心 by 東京事変
生まれてしまった恥じらいを今日
私は何度溺れたとして泳ぐことを選んだんだって
from 心 by 東京事変
椎名林檎嬢率いる東京事変。 長いことほとんど邦楽を聴かなくなっていたワタシが久しぶりにハマった(てる)のが椎名林檎。
一般にメジャーな曲以外をはじめて聴いた時に、学生時代の太宰治を読み耽った頃に似た何とも言えないニオイを感じた。
横文字の氾濫する現代の音楽シーン(に限らないのだけど)で彼女の言葉って、本来の日本語をとても綺麗に操り、また、時に滅茶苦茶に愚弄してる、そんな感じがする。 でも何ていうのかな、一見愚弄した感のある表現の時ですら、その言葉の裏側にある本質の美しさ、みたいなのも感じられるから不快どころか心地よい。 旧字や当て字も多用しまくってるけど古さどころか新しさすら滲み出てくる。
…なんてエラそうなコト書いてみたけど何よりワタシの心を揺さぶるのは、詩─歌詞─っていうとても凝縮した中で物凄く深いコトを、しかも饒舌に、真っ向勝負ってカンジで伝え挑んで来る彼女のセンス。 何ていうか好きとか嫌い、を超えてすげぇ、って思う。
そもそもワタシはオンガクの趣味は、基本的には異様なまでの雑食ながら、一般的にカテゴライズするトコロのブラックミュージック(国産含まず)という枠組みに入るジャンルを(一応今でも)最も愛してるので、彼女の楽曲はジャンル的に飛びつく種類のものではないのだが、彼女の歌詞の中には時に今流行のニホンゴラッパーなど及ばない程(って言うと言いすぎかな? 日本語ラップ・ヒップホップシーンも大分成長してるしな)美しい韻を踏んで「遊んでる」面もある。

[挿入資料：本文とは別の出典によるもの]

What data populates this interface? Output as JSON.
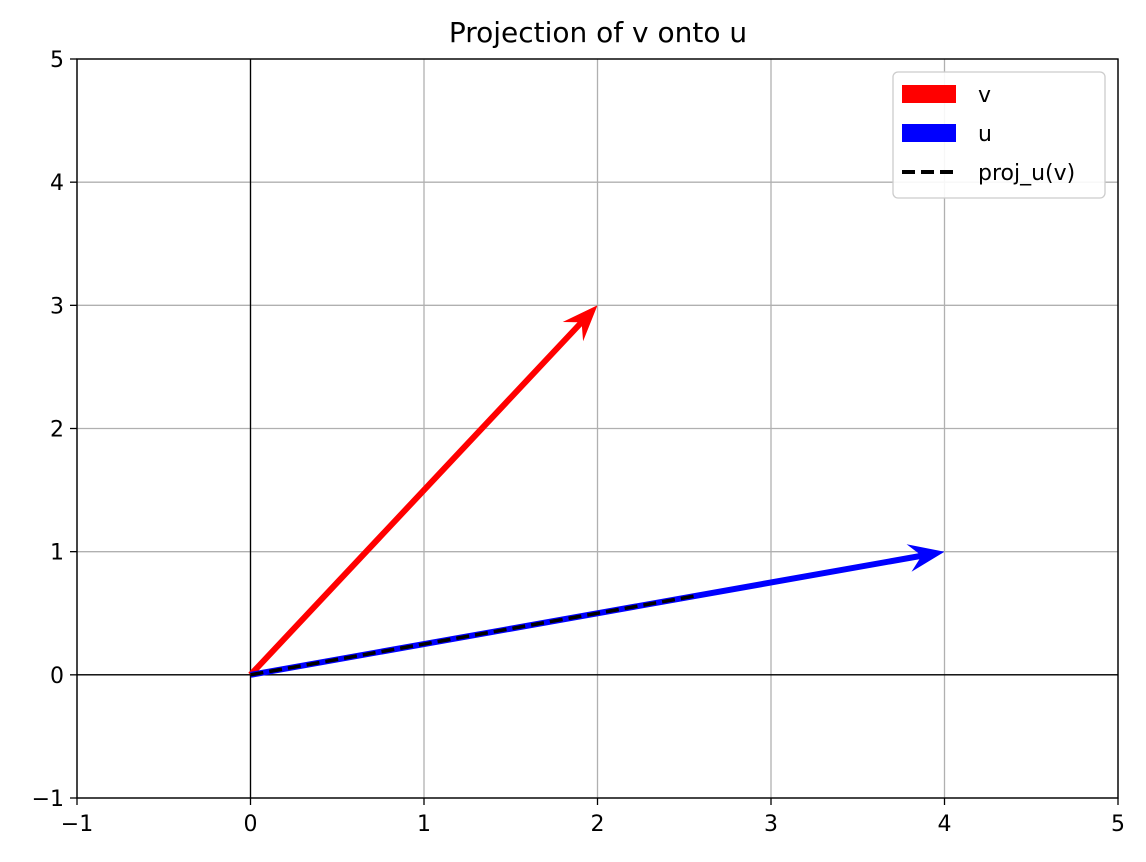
{
  "chart_data": {
    "type": "vector",
    "title": "Projection of v onto u",
    "xlabel": "",
    "ylabel": "",
    "xlim": [
      -1,
      5
    ],
    "ylim": [
      -1,
      5
    ],
    "xticks": [
      -1,
      0,
      1,
      2,
      3,
      4,
      5
    ],
    "yticks": [
      -1,
      0,
      1,
      2,
      3,
      4,
      5
    ],
    "xtick_labels": [
      "−1",
      "0",
      "1",
      "2",
      "3",
      "4",
      "5"
    ],
    "ytick_labels": [
      "−1",
      "0",
      "1",
      "2",
      "3",
      "4",
      "5"
    ],
    "grid": true,
    "axis_lines": {
      "x": 0,
      "y": 0
    },
    "legend_position": "top-right",
    "series": [
      {
        "name": "v",
        "kind": "arrow",
        "start": [
          0,
          0
        ],
        "end": [
          2,
          3
        ],
        "color": "#ff0000"
      },
      {
        "name": "u",
        "kind": "arrow",
        "start": [
          0,
          0
        ],
        "end": [
          4,
          1
        ],
        "color": "#0000ff"
      },
      {
        "name": "proj_u(v)",
        "kind": "dashed-line",
        "start": [
          0,
          0
        ],
        "end": [
          2.588,
          0.647
        ],
        "color": "#000000"
      }
    ]
  }
}
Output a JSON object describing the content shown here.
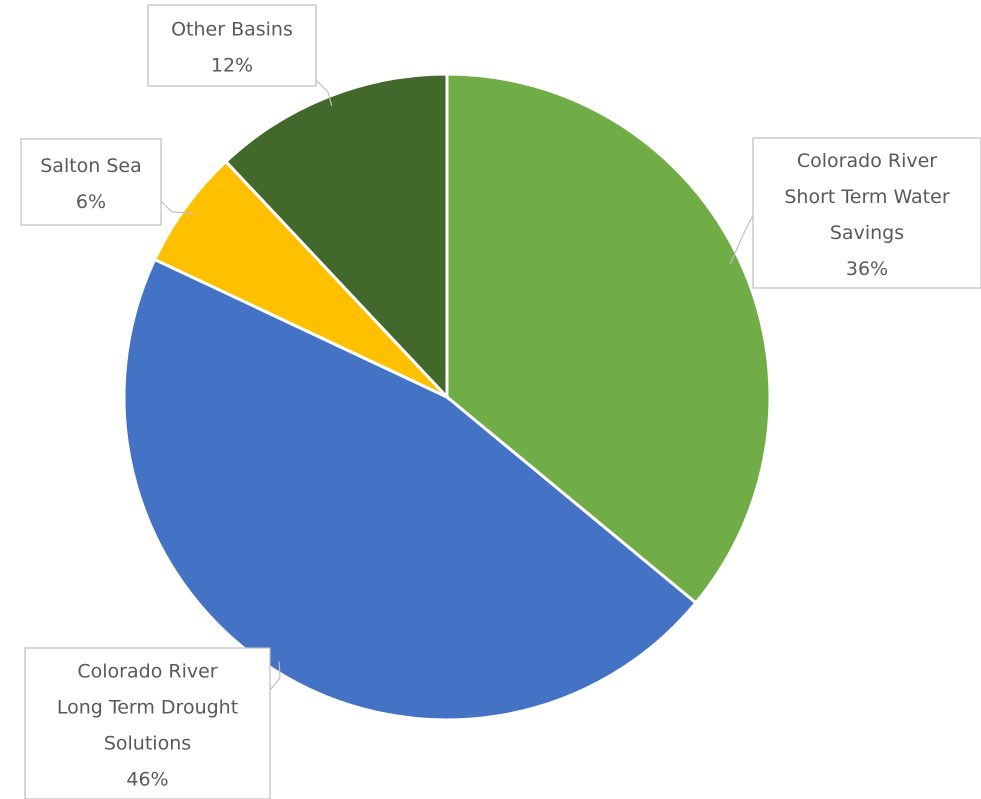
{
  "chart_data": {
    "type": "pie",
    "title": "",
    "start_angle_deg": 0,
    "direction": "clockwise",
    "slices": [
      {
        "label_lines": [
          "Colorado River",
          "Short Term Water",
          "Savings"
        ],
        "value": 36,
        "percent_label": "36%",
        "color": "#70ad47"
      },
      {
        "label_lines": [
          "Colorado River",
          "Long Term Drought",
          "Solutions"
        ],
        "value": 46,
        "percent_label": "46%",
        "color": "#4472c4"
      },
      {
        "label_lines": [
          "Salton Sea"
        ],
        "value": 6,
        "percent_label": "6%",
        "color": "#ffc000"
      },
      {
        "label_lines": [
          "Other Basins"
        ],
        "value": 12,
        "percent_label": "12%",
        "color": "#43682b"
      }
    ],
    "legend": "none"
  }
}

な訳でワタシの中では彼女は優れたラッパーでもあったりする。
(まぁ、そもそも林檎嬢曰く「ロックだとか何だとかそんな分類下らない」らしいですが。)
こいつは東京事変として新装開店した後の2枚目のシングル。
遭難の泥沼感も好き、ダイナマイトの軽さも好き、でもワタシのお気に入りはやっぱり心。
彼女の曲って結構崖っぷちな絶望感を見せつつも、這いつくばってでもなりふり構わずでも立ち上がろうっていう強さを持った曲が多い気がする。

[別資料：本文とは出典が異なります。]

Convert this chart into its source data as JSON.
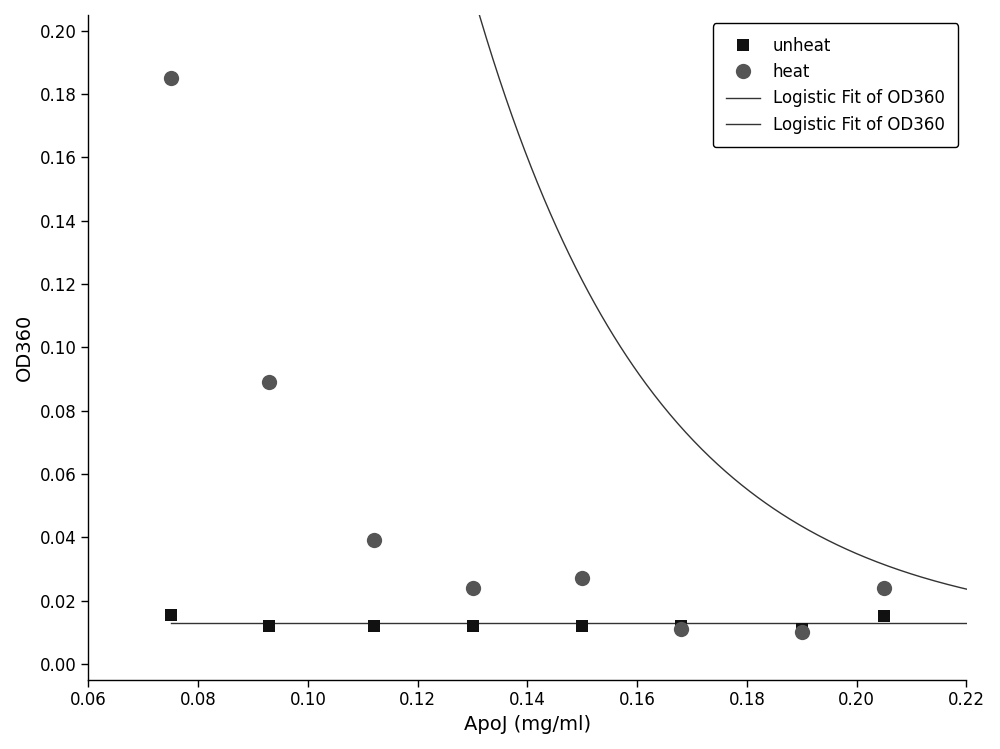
{
  "unheat_x": [
    0.075,
    0.093,
    0.112,
    0.13,
    0.15,
    0.168,
    0.19,
    0.205
  ],
  "unheat_y": [
    0.0155,
    0.012,
    0.012,
    0.012,
    0.012,
    0.012,
    0.011,
    0.015
  ],
  "heat_x": [
    0.075,
    0.093,
    0.112,
    0.13,
    0.15,
    0.168,
    0.19,
    0.205
  ],
  "heat_y": [
    0.185,
    0.089,
    0.039,
    0.024,
    0.027,
    0.011,
    0.01,
    0.024
  ],
  "xlabel": "ApoJ (mg/ml)",
  "ylabel": "OD360",
  "xlim": [
    0.06,
    0.22
  ],
  "ylim": [
    -0.005,
    0.205
  ],
  "yticks": [
    0.0,
    0.02,
    0.04,
    0.06,
    0.08,
    0.1,
    0.12,
    0.14,
    0.16,
    0.18,
    0.2
  ],
  "xticks": [
    0.06,
    0.08,
    0.1,
    0.12,
    0.14,
    0.16,
    0.18,
    0.2,
    0.22
  ],
  "legend_labels": [
    "unheat",
    "heat",
    "Logistic Fit of OD360",
    "Logistic Fit of OD360"
  ],
  "marker_unheat": "s",
  "marker_heat": "o",
  "color_unheat": "#111111",
  "color_heat": "#555555",
  "color_fit_line": "#333333",
  "markersize_unheat": 8,
  "markersize_heat": 11,
  "linewidth_fit": 1.0,
  "background_color": "#ffffff",
  "figsize": [
    10.0,
    7.49
  ],
  "dpi": 100,
  "fit_x_start": 0.075,
  "fit_x_end": 0.22
}
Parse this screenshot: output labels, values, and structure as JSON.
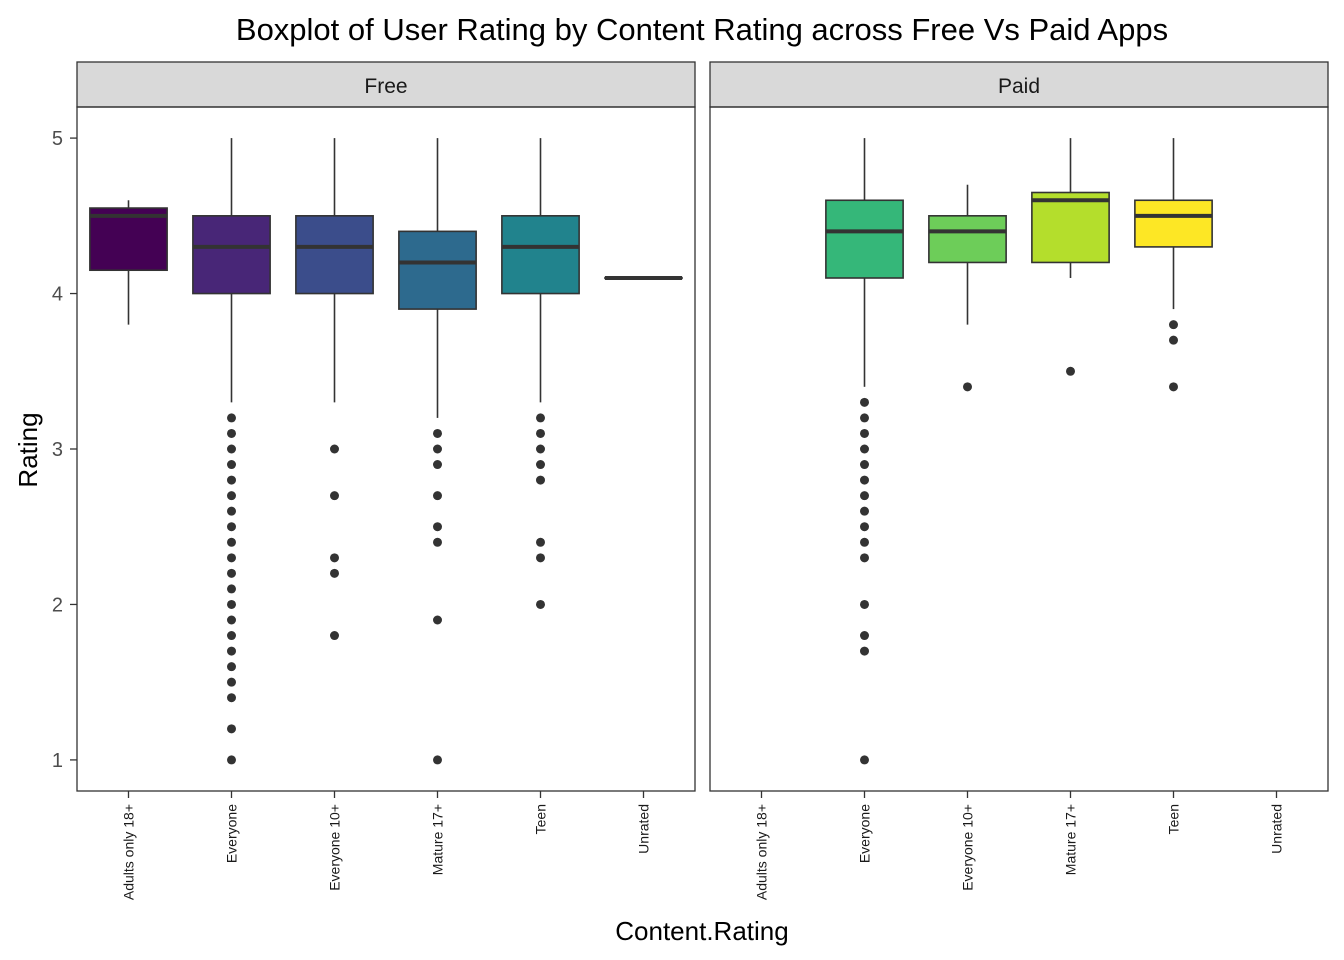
{
  "chart_data": {
    "type": "boxplot",
    "title": "Boxplot of User Rating by Content Rating across Free Vs Paid Apps",
    "xlabel": "Content.Rating",
    "ylabel": "Rating",
    "ylim": [
      0.8,
      5.2
    ],
    "yticks": [
      1,
      2,
      3,
      4,
      5
    ],
    "categories": [
      "Adults only 18+",
      "Everyone",
      "Everyone 10+",
      "Mature 17+",
      "Teen",
      "Unrated"
    ],
    "colors": {
      "Adults only 18+": "#440154",
      "Everyone": "#482677",
      "Everyone 10+": "#3B4D8B",
      "Mature 17+": "#2D6A8E",
      "Teen": "#21838D",
      "Unrated": "#1F9E89"
    },
    "paid_colors": {
      "Everyone": "#35B779",
      "Everyone 10+": "#6DCD59",
      "Mature 17+": "#B4DE2C",
      "Teen": "#FDE725"
    },
    "panels": [
      {
        "name": "Free",
        "boxes": [
          {
            "category": "Adults only 18+",
            "q1": 4.15,
            "median": 4.5,
            "q3": 4.55,
            "whisker_low": 3.8,
            "whisker_high": 4.6,
            "outliers": []
          },
          {
            "category": "Everyone",
            "q1": 4.0,
            "median": 4.3,
            "q3": 4.5,
            "whisker_low": 3.3,
            "whisker_high": 5.0,
            "outliers": [
              3.2,
              3.1,
              3.0,
              2.9,
              2.8,
              2.7,
              2.6,
              2.5,
              2.4,
              2.3,
              2.2,
              2.1,
              2.0,
              1.9,
              1.8,
              1.7,
              1.6,
              1.5,
              1.4,
              1.2,
              1.0
            ]
          },
          {
            "category": "Everyone 10+",
            "q1": 4.0,
            "median": 4.3,
            "q3": 4.5,
            "whisker_low": 3.3,
            "whisker_high": 5.0,
            "outliers": [
              3.0,
              2.7,
              2.3,
              2.2,
              1.8
            ]
          },
          {
            "category": "Mature 17+",
            "q1": 3.9,
            "median": 4.2,
            "q3": 4.4,
            "whisker_low": 3.2,
            "whisker_high": 5.0,
            "outliers": [
              3.1,
              3.0,
              2.9,
              2.7,
              2.5,
              2.4,
              1.9,
              1.0
            ]
          },
          {
            "category": "Teen",
            "q1": 4.0,
            "median": 4.3,
            "q3": 4.5,
            "whisker_low": 3.3,
            "whisker_high": 5.0,
            "outliers": [
              3.2,
              3.1,
              3.0,
              2.9,
              2.8,
              2.4,
              2.3,
              2.0
            ]
          },
          {
            "category": "Unrated",
            "q1": 4.1,
            "median": 4.1,
            "q3": 4.1,
            "whisker_low": 4.1,
            "whisker_high": 4.1,
            "outliers": []
          }
        ]
      },
      {
        "name": "Paid",
        "boxes": [
          {
            "category": "Everyone",
            "q1": 4.1,
            "median": 4.4,
            "q3": 4.6,
            "whisker_low": 3.4,
            "whisker_high": 5.0,
            "outliers": [
              3.3,
              3.2,
              3.1,
              3.0,
              2.9,
              2.8,
              2.7,
              2.6,
              2.5,
              2.4,
              2.3,
              2.0,
              1.8,
              1.7,
              1.0
            ]
          },
          {
            "category": "Everyone 10+",
            "q1": 4.2,
            "median": 4.4,
            "q3": 4.5,
            "whisker_low": 3.8,
            "whisker_high": 4.7,
            "outliers": [
              3.4
            ]
          },
          {
            "category": "Mature 17+",
            "q1": 4.2,
            "median": 4.6,
            "q3": 4.65,
            "whisker_low": 4.1,
            "whisker_high": 5.0,
            "outliers": [
              3.5
            ]
          },
          {
            "category": "Teen",
            "q1": 4.3,
            "median": 4.5,
            "q3": 4.6,
            "whisker_low": 3.9,
            "whisker_high": 5.0,
            "outliers": [
              3.8,
              3.7,
              3.4
            ]
          }
        ]
      }
    ],
    "grid": false,
    "legend": "none"
  }
}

ハマってると言っても若い頃と違って、もはやアーティストのバックグラウンドとかにはあまり興味を示さないので彼女の生い立ちなんて知らないけど、彼女の強さも「単に強い」強さではなく、痛みを知ってる人が持ってる強さなんじゃないかな…なんて勝手に想像してみる。
余談ですが、なんと誕生日ともうひとつ(ヒミツ)が彼女と同じだと最近になって知った。 今までの長い人生で自分と同じ誕生日の人って二人くらいしか出遭ったことがない。 その二人(+自分)ともすこぶるつきの(良く言って)個性派。 でもってもう1つ「個性派」の烙印を押されるあるコト(ヒミツ)まで同じとは…! そんな訳で親近感も倍増(笑)。
…とは言え方や多才、方や無能 ヽ(`Д´)ノウワァァァン
っていうか、今日は Audioscrobbler についてエントリ2つも下書きしたんだけど、一昨日辺りに Audioscrobbler サイドで深刻なデータベース移行エラーをやらかしたせいで、今日紹介しても仕方なさそげ、という訳でお蔵入り。 ぷんすか。
あちらの状態が復調した様子が確認できたらアップします。